Self-Portrait
Paul Cézanne ( between 1878 and 1880 )
Cézanne painted scores of self-portraits, many of them in exactly this pose and on canvases of about the same size, recording his appearance and self-image as well as his progress as a painter. In this powerfully modeled portrait, painted when he was about forty years old and at an age that invites self-appraisal, Cézanne looks at himself unflinchingly, objectively reporting his knobby features and generally lumpy, unrefined, and shaggy appearance. His jacket, loosely and roughly painted, looks, in places, to be of the same fabric as the canvas. Cézanne’s hair reaches his collar and his neck hides behind his clothing and his messy beard. A hint of mouth is visible, but mustache and beard conceal most of it. Little skin shows.

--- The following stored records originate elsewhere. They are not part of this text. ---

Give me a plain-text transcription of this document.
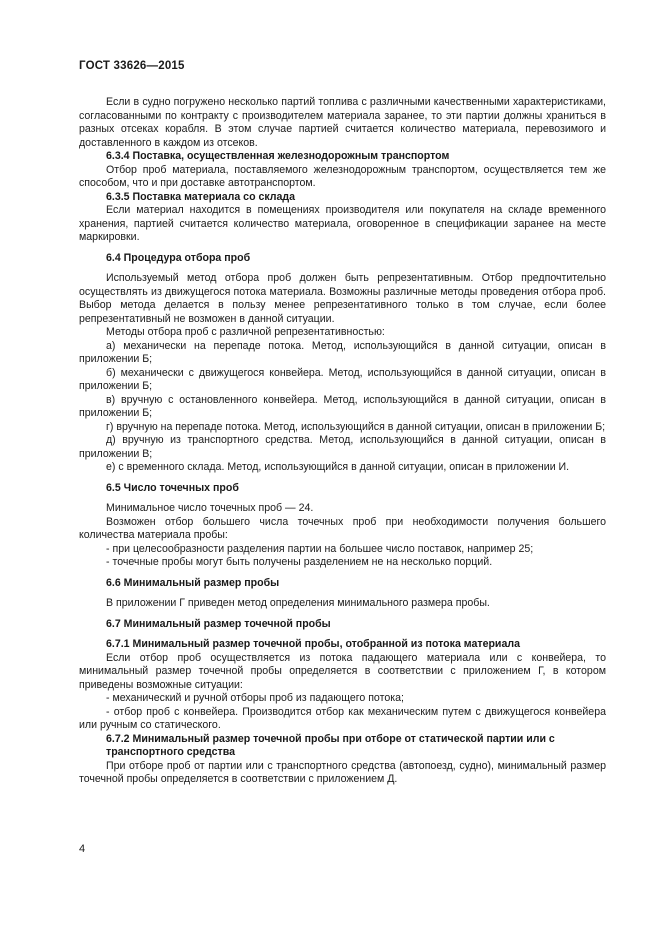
ГОСТ 33626—2015

Если в судно погружено несколько партий топлива с различными качественными характеристиками, согласованными по контракту с производителем материала заранее, то эти партии должны храниться в разных отсеках корабля. В этом случае партией считается количество материала, перевозимого и доставленного в каждом из отсеков.

6.3.4 Поставка, осуществленная железнодорожным транспортом

Отбор проб материала, поставляемого железнодорожным транспортом, осуществляется тем же способом, что и при доставке автотранспортом.

6.3.5 Поставка материала со склада

Если материал находится в помещениях производителя или покупателя на складе временного хранения, партией считается количество материала, оговоренное в спецификации заранее на месте маркировки.

6.4 Процедура отбора проб

Используемый метод отбора проб должен быть репрезентативным. Отбор предпочтительно осуществлять из движущегося потока материала. Возможны различные методы проведения отбора проб. Выбор метода делается в пользу менее репрезентативного только в том случае, если более репрезентативный не возможен в данной ситуации.

Методы отбора проб с различной репрезентативностью:

а) механически на перепаде потока. Метод, использующийся в данной ситуации, описан в приложении Б;

б) механически с движущегося конвейера. Метод, использующийся в данной ситуации, описан в приложении Б;

в) вручную с остановленного конвейера. Метод, использующийся в данной ситуации, описан в приложении Б;

г) вручную на перепаде потока. Метод, использующийся в данной ситуации, описан в приложении Б;

д) вручную из транспортного средства. Метод, использующийся в данной ситуации, описан в приложении В;

е) с временного склада. Метод, использующийся в данной ситуации, описан в приложении И.

6.5 Число точечных проб

Минимальное число точечных проб — 24.

Возможен отбор большего числа точечных проб при необходимости получения большего количества материала пробы:

- при целесообразности разделения партии на большее число поставок, например 25;

- точечные пробы могут быть получены разделением не на несколько порций.

6.6 Минимальный размер пробы

В приложении Г приведен метод определения минимального размера пробы.

6.7 Минимальный размер точечной пробы

6.7.1 Минимальный размер точечной пробы, отобранной из потока материала

Если отбор проб осуществляется из потока падающего материала или с конвейера, то минимальный размер точечной пробы определяется в соответствии с приложением Г, в котором приведены возможные ситуации:

- механический и ручной отборы проб из падающего потока;

- отбор проб с конвейера. Производится отбор как механическим путем с движущегося конвейера или ручным со статического.

6.7.2 Минимальный размер точечной пробы при отборе от статической партии или с транспортного средства

При отборе проб от партии или с транспортного средства (автопоезд, судно), минимальный размер точечной пробы определяется в соответствии с приложением Д.

4
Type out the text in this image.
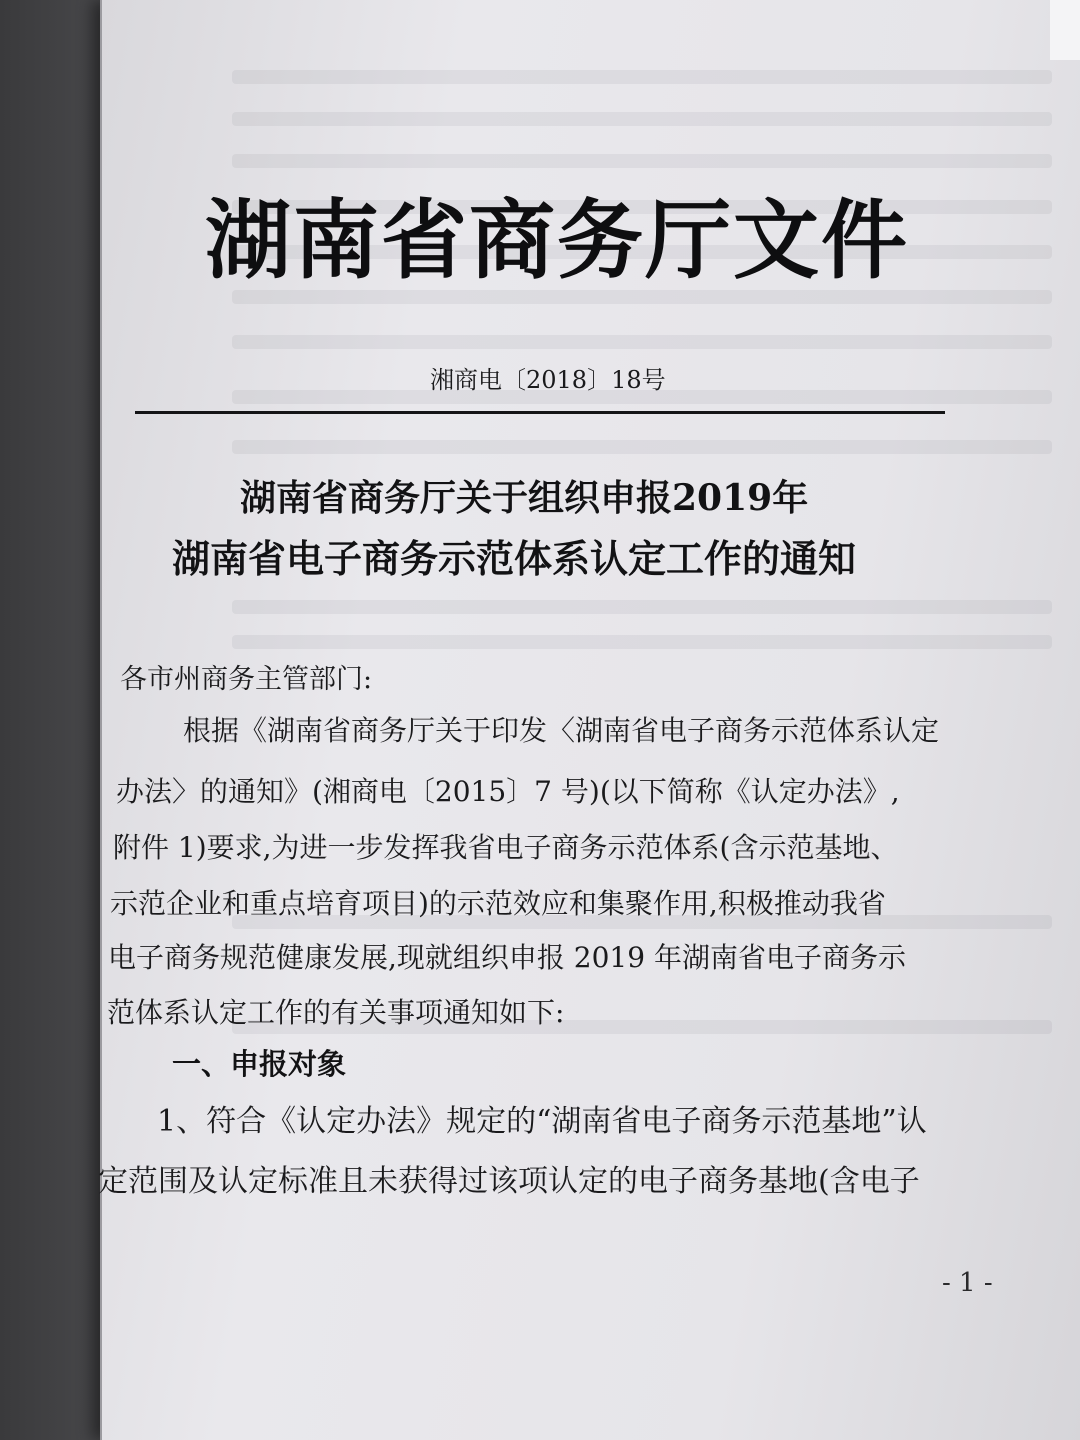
湖南省商务厅文件
湘商电〔2018〕18号
湖南省商务厅关于组织申报2019年
湖南省电子商务示范体系认定工作的通知
各市州商务主管部门:
根据《湖南省商务厅关于印发〈湖南省电子商务示范体系认定
办法〉的通知》(湘商电〔2015〕7 号)(以下简称《认定办法》,
附件 1)要求,为进一步发挥我省电子商务示范体系(含示范基地、
示范企业和重点培育项目)的示范效应和集聚作用,积极推动我省
电子商务规范健康发展,现就组织申报 2019 年湖南省电子商务示
范体系认定工作的有关事项通知如下:
一、申报对象
1、符合《认定办法》规定的“湖南省电子商务示范基地”认
定范围及认定标准且未获得过该项认定的电子商务基地(含电子
- 1 -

Cézanne models his ruddy, blotchy face and large, balding head in short unblended brushstrokes, built up to a thick impasto. This literal edifice of paint serves as a defense, behind which his sharp eyes peer out. It is the psychological guardedness of this man (who is otherwise completely candid about his ugliness) that makes the painting so compelling. Vigorously and freely painted in a dark and limited palette, his work has more in common with the old masters than with impressionism. The Phillips Collection’s painting was the first self-portrait by Cézanne to enter an American museum. Phillips was very proud of it, describing “that head of an old lion of a man, the pride and loneliness of him so directly conveyed by purely plastic means.” He was almost exactly the same age when he bought the painting as Cézanne was when he painted it. History shows that, at forty, both were just getting started.